Nella pratica dello yoga, in particolare negli āsana, è inevitabile imbattersi nello sforzo fisico. Per entrare in una posizione e per mantenerla a lungo è necessario sollecitare, a volte intensamente, il corpo e contemporaneamente coinvolgere vīrya, la forte volontà. Ma qual è il giusto sforzo da impiegare nella pratica? Cosa dicono i testi?
Uno dei riscontri più significativi in merito allo sforzo ce lo dà Patañjali, nel verso 2.47 di Yogasūtra, quando ci dice che l’āsana si raggiunge allentando lo sforzo oppure fondendosi in modo meditativo con l’infinito. Parlare di allentamento di uno sforzo implica che in precedenza questa sollecitazione sia stata necessariamente messa in atto, allo scopo di raggiungere la configurazione fisica desiderata. Patañjali esprime chiaramente la necessità di abbandonare lo sforzo, se si vuole che l’āsana sia sthirasukham, cioè stabile e confortevole.

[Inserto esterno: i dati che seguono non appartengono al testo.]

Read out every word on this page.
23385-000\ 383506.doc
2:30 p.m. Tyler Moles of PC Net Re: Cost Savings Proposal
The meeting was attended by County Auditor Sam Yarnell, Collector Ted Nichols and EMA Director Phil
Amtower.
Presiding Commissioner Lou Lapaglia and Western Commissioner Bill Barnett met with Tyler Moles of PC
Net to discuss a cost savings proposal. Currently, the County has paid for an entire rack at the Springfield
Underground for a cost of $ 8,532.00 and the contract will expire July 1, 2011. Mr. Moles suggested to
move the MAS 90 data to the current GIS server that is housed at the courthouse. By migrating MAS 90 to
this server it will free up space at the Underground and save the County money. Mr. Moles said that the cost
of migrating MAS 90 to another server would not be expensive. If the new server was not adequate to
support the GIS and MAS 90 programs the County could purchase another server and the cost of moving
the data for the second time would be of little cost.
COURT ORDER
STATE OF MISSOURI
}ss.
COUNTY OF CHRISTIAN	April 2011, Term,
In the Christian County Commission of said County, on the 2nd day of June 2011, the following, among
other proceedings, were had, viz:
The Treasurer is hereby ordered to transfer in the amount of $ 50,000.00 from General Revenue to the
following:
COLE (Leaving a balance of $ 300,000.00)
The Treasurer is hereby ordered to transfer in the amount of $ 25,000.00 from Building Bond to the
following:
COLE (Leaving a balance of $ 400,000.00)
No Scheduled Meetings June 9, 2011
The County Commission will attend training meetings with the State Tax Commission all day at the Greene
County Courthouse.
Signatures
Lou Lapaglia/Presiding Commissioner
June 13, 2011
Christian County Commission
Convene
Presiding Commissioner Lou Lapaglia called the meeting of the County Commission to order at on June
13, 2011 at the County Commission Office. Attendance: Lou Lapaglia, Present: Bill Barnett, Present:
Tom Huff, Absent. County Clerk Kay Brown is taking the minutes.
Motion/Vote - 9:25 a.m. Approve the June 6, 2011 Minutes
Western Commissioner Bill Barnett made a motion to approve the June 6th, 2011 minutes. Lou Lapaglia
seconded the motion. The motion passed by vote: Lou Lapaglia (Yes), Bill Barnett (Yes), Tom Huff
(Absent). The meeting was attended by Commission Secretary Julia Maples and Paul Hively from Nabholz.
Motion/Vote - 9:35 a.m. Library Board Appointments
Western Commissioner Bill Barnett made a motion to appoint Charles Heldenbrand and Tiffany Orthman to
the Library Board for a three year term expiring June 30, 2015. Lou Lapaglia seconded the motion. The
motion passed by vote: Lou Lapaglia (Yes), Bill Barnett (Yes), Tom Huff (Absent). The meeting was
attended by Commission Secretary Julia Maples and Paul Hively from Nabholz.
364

La parola sforzo entra a pieno titolo nella storia dello yoga fra l’XI e il XII secolo, quando Goraksanātha, il leggendario fondatore dell’ordine dei kānphata-yogin, scrive un trattato (andato perduto) che si intitola Hatha-yoga e un suo commento, il Goraksa-śataka. Kānphata-yogin significa” dalle orecchie forate”. Questo gruppo di yogin portava dei pesanti orecchini che allargavano e facevano pendere esageratamente il lobo inferiore delle loro orecchie, probabilmente per distinguersi da altri seguaci di Śiva. Sono proprio i kānphata-yogin, chiamati anche nātha-yogin, ovvero “signori dello yoga”, a dare origine alle pratiche di yoga tantrico, cioè alle pratiche di hatha-yoga, sulle montagne himālayane, nell’area bengalese. Lo hatha-yoga, la disciplina del corpo, può essere considerato il punto d’arrivo, dal punto di vista storico, di tutte le scuole di yoga presenti nel medioevo.
L’obiettivo dell’identificazione con la propria vera essenza (ātman) per sfuggire alla legge delle rinascite e alla paura della morte, si riversa sul corpo, che diventa lo strumento principale dell’indagine. E giacché la liberazione può essere raggiunta durante questa stessa vita, il corpo deve essere mantenuto in perfetto stato e, attraverso la meditazione, “divinizzato”.
Il primo maestro della scuola dei nātha, Adinātha, è avvolto nel mito e si dice che sia Śiva stesso. Invece il primo maestro in carne e ossa (ma anche su questa figura c’è tanta mitologia) si dice sia Matsyendra-nātha, di cui Goraksanātha fu diretto discepolo. Nel manuale di Goraksa, il Goraksa-paddhati, che è un commento del Goraksa-śataka, la parola hatha viene spiegata come composto di ha e tha, sole e luna, e lo yoga sarebbe la loro unione. Secondo questa scuola la parola hatha e la parola “sforzo” (addirittura “violento”), sarebbero sinonimi, e il riferimento sarebbe attribuito al passaggio dell’aria nelle due narici, associate ai due corpi celesti.
Sebbene non sia spiegato nel dettaglio, probabilmente s’intendeva con “sforzo” l’esercizio di inspirare dalla narice lunare (sinistra) e, dopo aver trattenuto lungamente, espirare dalla narice solare, e poi viceversa, costringendo lo yogin al distacco dal mondo sensoriale e alla concentrazione profonda su una dinamica respiratoria non ordinaria.
Similmente, una delle Upanisad dello yoga, la Dhyānabindu-upanisad, parla di prāna e apāna, associandoli all’inspiro e all’espiro e alla ripetizione del mantra ham! -sa! […] «giorno e notte l’anima dice e ripete a bassa voce 21600 volte questa formula… basta prenderne coscienza per essere liberati da ogni peccato!». Qui lo sforzo che si richiede allo yogin pare essere la presa di coscienza del mantra e della dimensione interiore, concetto già incontrato in precedenza, nella Katha Upanisad, che illustrava come l’uomo fosse stato creato con i sensi rivolti verso l’esterno: «L’autogeno [svayambhū] aprì le finestre (dei sensi) verso l’esterno: per questo motivo si vede ciò che è fuori, non ciò che è dentro di noi. Qualche saggio desideroso dell’immortalità, rivolgendo lo sguardo verso il suo interno, vide entro se stesso l’atman».
In sostanza, non avendo una naturale propensione a guardarsi dentro, lo yogin deve compiere uno sforzo per andare controcorrente rispetto al piano sensoriale e scorgere il sé interiore.